Добавить в цитаты Настройки чтения

Страница 26 из 72

Впрочем, я знаю, что Энди, спрашивая о позировании, на самом деле имеет в виду кое-что другое — общую техническую организацию съемки. В последние дни я сама задавалась этим вопросом десятки раз. Отвечаю, что нужно еще обсудить массу вопросов с арт-директором и фоторедактором, выяснить, какова их концепция. Лично у меня уже есть идеи.

— Думаю, фотографии будут в спокойных, сдержанных тонах, — делюсь я мыслями с Энди. — Мне кажется, так будет уместнее, ведь в статье речь пойдет об участии Дрейка в борьбе со СПИДом.

— Ты будешь снимать в помещении или на улице? — интересуется муж.

— Я предпочитаю естественный свет, ты же знаешь. Поэтому съемка будет проходить либо на улице, либо в каком-нибудь просторном зале с множеством окон. Может, я попробую использовать световую фокусировку.

— Световую фокусировку? А что это такое? — спрашивает Энди.

Вот и я так иногда прошу его растолковать мне значение непонятных юридических терминов.

— Ну, это такая техника съемки, когда фотографируемый объект ярко освещен — например, полуденным солнцем, а фон затемнен. Ты наверняка видел что-то подобное, — объясняю я.

Энди кивает и начинает фантазировать:

— А если организовать съемки на террасе отеля? Мне кажется, должно получиться неплохо. Где-нибудь возле бассейна. Или даже в бассейне! Я бы на твоем месте предложил мистеру Уоттерсу поиграть в пляжный волейбол!

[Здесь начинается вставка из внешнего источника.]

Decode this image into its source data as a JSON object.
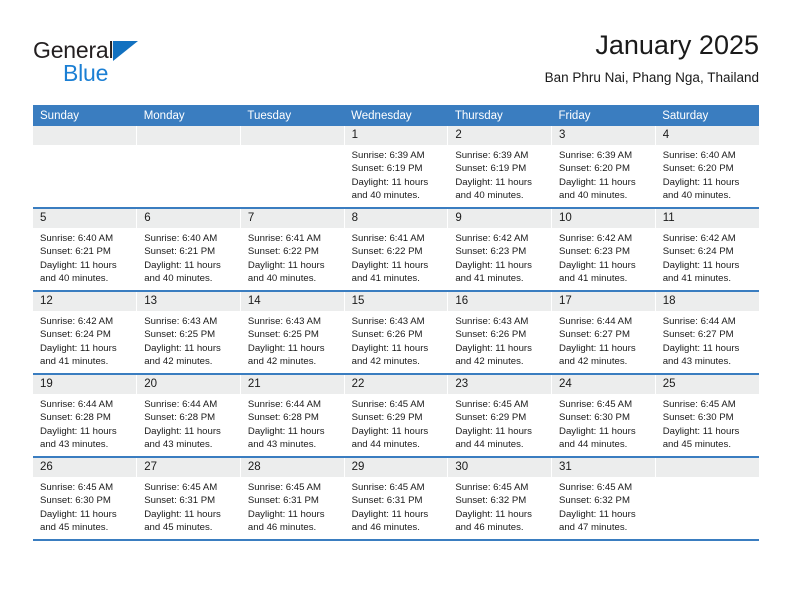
{
  "brand": {
    "name_part1": "General",
    "name_part2": "Blue",
    "triangle_icon": "triangle-icon",
    "accent_color": "#1b7fd4"
  },
  "header": {
    "title": "January 2025",
    "subtitle": "Ban Phru Nai, Phang Nga, Thailand"
  },
  "theme": {
    "header_row_bg": "#3a7dc0",
    "daynum_bg": "#eceded",
    "week_divider": "#3a7dc0"
  },
  "weekdays": [
    "Sunday",
    "Monday",
    "Tuesday",
    "Wednesday",
    "Thursday",
    "Friday",
    "Saturday"
  ],
  "weeks": [
    [
      {
        "day": "",
        "sunrise": "",
        "sunset": "",
        "daylight1": "",
        "daylight2": "",
        "empty": true
      },
      {
        "day": "",
        "sunrise": "",
        "sunset": "",
        "daylight1": "",
        "daylight2": "",
        "empty": true
      },
      {
        "day": "",
        "sunrise": "",
        "sunset": "",
        "daylight1": "",
        "daylight2": "",
        "empty": true
      },
      {
        "day": "1",
        "sunrise": "Sunrise: 6:39 AM",
        "sunset": "Sunset: 6:19 PM",
        "daylight1": "Daylight: 11 hours",
        "daylight2": "and 40 minutes.",
        "empty": false
      },
      {
        "day": "2",
        "sunrise": "Sunrise: 6:39 AM",
        "sunset": "Sunset: 6:19 PM",
        "daylight1": "Daylight: 11 hours",
        "daylight2": "and 40 minutes.",
        "empty": false
      },
      {
        "day": "3",
        "sunrise": "Sunrise: 6:39 AM",
        "sunset": "Sunset: 6:20 PM",
        "daylight1": "Daylight: 11 hours",
        "daylight2": "and 40 minutes.",
        "empty": false
      },
      {
        "day": "4",
        "sunrise": "Sunrise: 6:40 AM",
        "sunset": "Sunset: 6:20 PM",
        "daylight1": "Daylight: 11 hours",
        "daylight2": "and 40 minutes.",
        "empty": false
      }
    ],
    [
      {
        "day": "5",
        "sunrise": "Sunrise: 6:40 AM",
        "sunset": "Sunset: 6:21 PM",
        "daylight1": "Daylight: 11 hours",
        "daylight2": "and 40 minutes.",
        "empty": false
      },
      {
        "day": "6",
        "sunrise": "Sunrise: 6:40 AM",
        "sunset": "Sunset: 6:21 PM",
        "daylight1": "Daylight: 11 hours",
        "daylight2": "and 40 minutes.",
        "empty": false
      },
      {
        "day": "7",
        "sunrise": "Sunrise: 6:41 AM",
        "sunset": "Sunset: 6:22 PM",
        "daylight1": "Daylight: 11 hours",
        "daylight2": "and 40 minutes.",
        "empty": false
      },
      {
        "day": "8",
        "sunrise": "Sunrise: 6:41 AM",
        "sunset": "Sunset: 6:22 PM",
        "daylight1": "Daylight: 11 hours",
        "daylight2": "and 41 minutes.",
        "empty": false
      },
      {
        "day": "9",
        "sunrise": "Sunrise: 6:42 AM",
        "sunset": "Sunset: 6:23 PM",
        "daylight1": "Daylight: 11 hours",
        "daylight2": "and 41 minutes.",
        "empty": false
      },
      {
        "day": "10",
        "sunrise": "Sunrise: 6:42 AM",
        "sunset": "Sunset: 6:23 PM",
        "daylight1": "Daylight: 11 hours",
        "daylight2": "and 41 minutes.",
        "empty": false
      },
      {
        "day": "11",
        "sunrise": "Sunrise: 6:42 AM",
        "sunset": "Sunset: 6:24 PM",
        "daylight1": "Daylight: 11 hours",
        "daylight2": "and 41 minutes.",
        "empty": false
      }
    ],
    [
      {
        "day": "12",
        "sunrise": "Sunrise: 6:42 AM",
        "sunset": "Sunset: 6:24 PM",
        "daylight1": "Daylight: 11 hours",
        "daylight2": "and 41 minutes.",
        "empty": false
      },
      {
        "day": "13",
        "sunrise": "Sunrise: 6:43 AM",
        "sunset": "Sunset: 6:25 PM",
        "daylight1": "Daylight: 11 hours",
        "daylight2": "and 42 minutes.",
        "empty": false
      },
      {
        "day": "14",
        "sunrise": "Sunrise: 6:43 AM",
        "sunset": "Sunset: 6:25 PM",
        "daylight1": "Daylight: 11 hours",
        "daylight2": "and 42 minutes.",
        "empty": false
      },
      {
        "day": "15",
        "sunrise": "Sunrise: 6:43 AM",
        "sunset": "Sunset: 6:26 PM",
        "daylight1": "Daylight: 11 hours",
        "daylight2": "and 42 minutes.",
        "empty": false
      },
      {
        "day": "16",
        "sunrise": "Sunrise: 6:43 AM",
        "sunset": "Sunset: 6:26 PM",
        "daylight1": "Daylight: 11 hours",
        "daylight2": "and 42 minutes.",
        "empty": false
      },
      {
        "day": "17",
        "sunrise": "Sunrise: 6:44 AM",
        "sunset": "Sunset: 6:27 PM",
        "daylight1": "Daylight: 11 hours",
        "daylight2": "and 42 minutes.",
        "empty": false
      },
      {
        "day": "18",
        "sunrise": "Sunrise: 6:44 AM",
        "sunset": "Sunset: 6:27 PM",
        "daylight1": "Daylight: 11 hours",
        "daylight2": "and 43 minutes.",
        "empty": false
      }
    ],
    [
      {
        "day": "19",
        "sunrise": "Sunrise: 6:44 AM",
        "sunset": "Sunset: 6:28 PM",
        "daylight1": "Daylight: 11 hours",
        "daylight2": "and 43 minutes.",
        "empty": false
      },
      {
        "day": "20",
        "sunrise": "Sunrise: 6:44 AM",
        "sunset": "Sunset: 6:28 PM",
        "daylight1": "Daylight: 11 hours",
        "daylight2": "and 43 minutes.",
        "empty": false
      },
      {
        "day": "21",
        "sunrise": "Sunrise: 6:44 AM",
        "sunset": "Sunset: 6:28 PM",
        "daylight1": "Daylight: 11 hours",
        "daylight2": "and 43 minutes.",
        "empty": false
      },
      {
        "day": "22",
        "sunrise": "Sunrise: 6:45 AM",
        "sunset": "Sunset: 6:29 PM",
        "daylight1": "Daylight: 11 hours",
        "daylight2": "and 44 minutes.",
        "empty": false
      },
      {
        "day": "23",
        "sunrise": "Sunrise: 6:45 AM",
        "sunset": "Sunset: 6:29 PM",
        "daylight1": "Daylight: 11 hours",
        "daylight2": "and 44 minutes.",
        "empty": false
      },
      {
        "day": "24",
        "sunrise": "Sunrise: 6:45 AM",
        "sunset": "Sunset: 6:30 PM",
        "daylight1": "Daylight: 11 hours",
        "daylight2": "and 44 minutes.",
        "empty": false
      },
      {
        "day": "25",
        "sunrise": "Sunrise: 6:45 AM",
        "sunset": "Sunset: 6:30 PM",
        "daylight1": "Daylight: 11 hours",
        "daylight2": "and 45 minutes.",
        "empty": false
      }
    ],
    [
      {
        "day": "26",
        "sunrise": "Sunrise: 6:45 AM",
        "sunset": "Sunset: 6:30 PM",
        "daylight1": "Daylight: 11 hours",
        "daylight2": "and 45 minutes.",
        "empty": false
      },
      {
        "day": "27",
        "sunrise": "Sunrise: 6:45 AM",
        "sunset": "Sunset: 6:31 PM",
        "daylight1": "Daylight: 11 hours",
        "daylight2": "and 45 minutes.",
        "empty": false
      },
      {
        "day": "28",
        "sunrise": "Sunrise: 6:45 AM",
        "sunset": "Sunset: 6:31 PM",
        "daylight1": "Daylight: 11 hours",
        "daylight2": "and 46 minutes.",
        "empty": false
      },
      {
        "day": "29",
        "sunrise": "Sunrise: 6:45 AM",
        "sunset": "Sunset: 6:31 PM",
        "daylight1": "Daylight: 11 hours",
        "daylight2": "and 46 minutes.",
        "empty": false
      },
      {
        "day": "30",
        "sunrise": "Sunrise: 6:45 AM",
        "sunset": "Sunset: 6:32 PM",
        "daylight1": "Daylight: 11 hours",
        "daylight2": "and 46 minutes.",
        "empty": false
      },
      {
        "day": "31",
        "sunrise": "Sunrise: 6:45 AM",
        "sunset": "Sunset: 6:32 PM",
        "daylight1": "Daylight: 11 hours",
        "daylight2": "and 47 minutes.",
        "empty": false
      },
      {
        "day": "",
        "sunrise": "",
        "sunset": "",
        "daylight1": "",
        "daylight2": "",
        "empty": true
      }
    ]
  ]
}
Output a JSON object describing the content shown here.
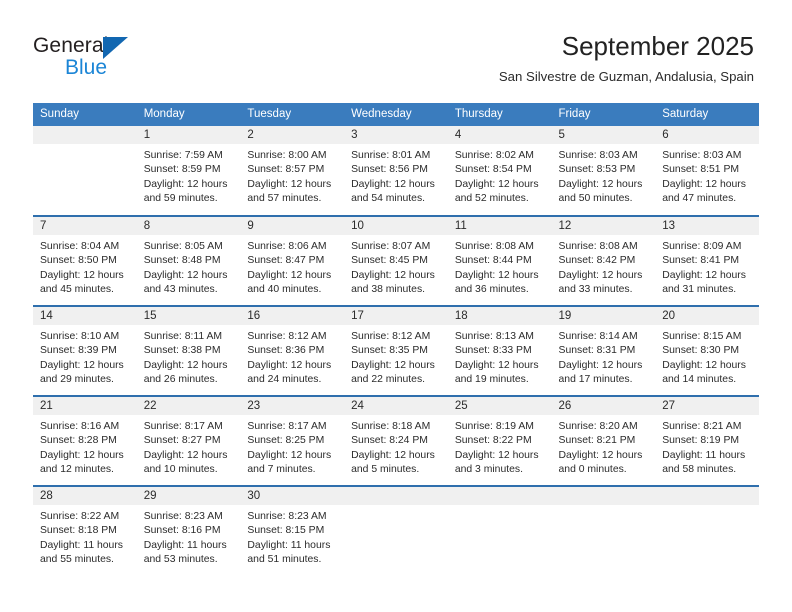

Я смеюсь, представляя Дрейка в плавках. Похоже, предстоящая съемка занимает Энди едва ли не больше, чем меня, — возможно, потому, что в отличие от меня мой муж все эти годы не переставал быть поклонником Уоттерса. Но в гораздо большей степени потому, что жизнь знаменитостей всегда привлекала Энди в отличие от большинства жителей Манхэттена, в упор не замечающих никого из звезд и относящихся к ним с безразличием и даже презрением (которое я нахожу забавным, а Марго — просто убийственным). Какой смысл ньюйоркцу восхищаться известными людьми, если он точно знает, что его жизнь не менее интересна, да к тому же в ней нет ненужной суеты и шумихи? Энди, однако, не из таких. Помню, как он обрадовался, когда увидел Спайка Ли у банкомата в Вест-Сайде, потом — Кевина Бэйкона и Киру Седжвик, когда они занимались бегом в парке («две звезды по цене одной!»), а еще Лив Тайлер, покупавшую канцтовары, и (о, чудо!) Дастина Хоффмана, выгуливавшего своего черного лабрадора в Ист-Хэмптоне. Миновав последнего, Энди признался мне, что едва сдержался, чтобы не произнести вслух какую-нибудь популярную фразу из фильма с участием актера. Я представила, что бы могло получиться в результате, и рассмеялась. Возможно, впрочем, Дастина это бы тоже повеселило.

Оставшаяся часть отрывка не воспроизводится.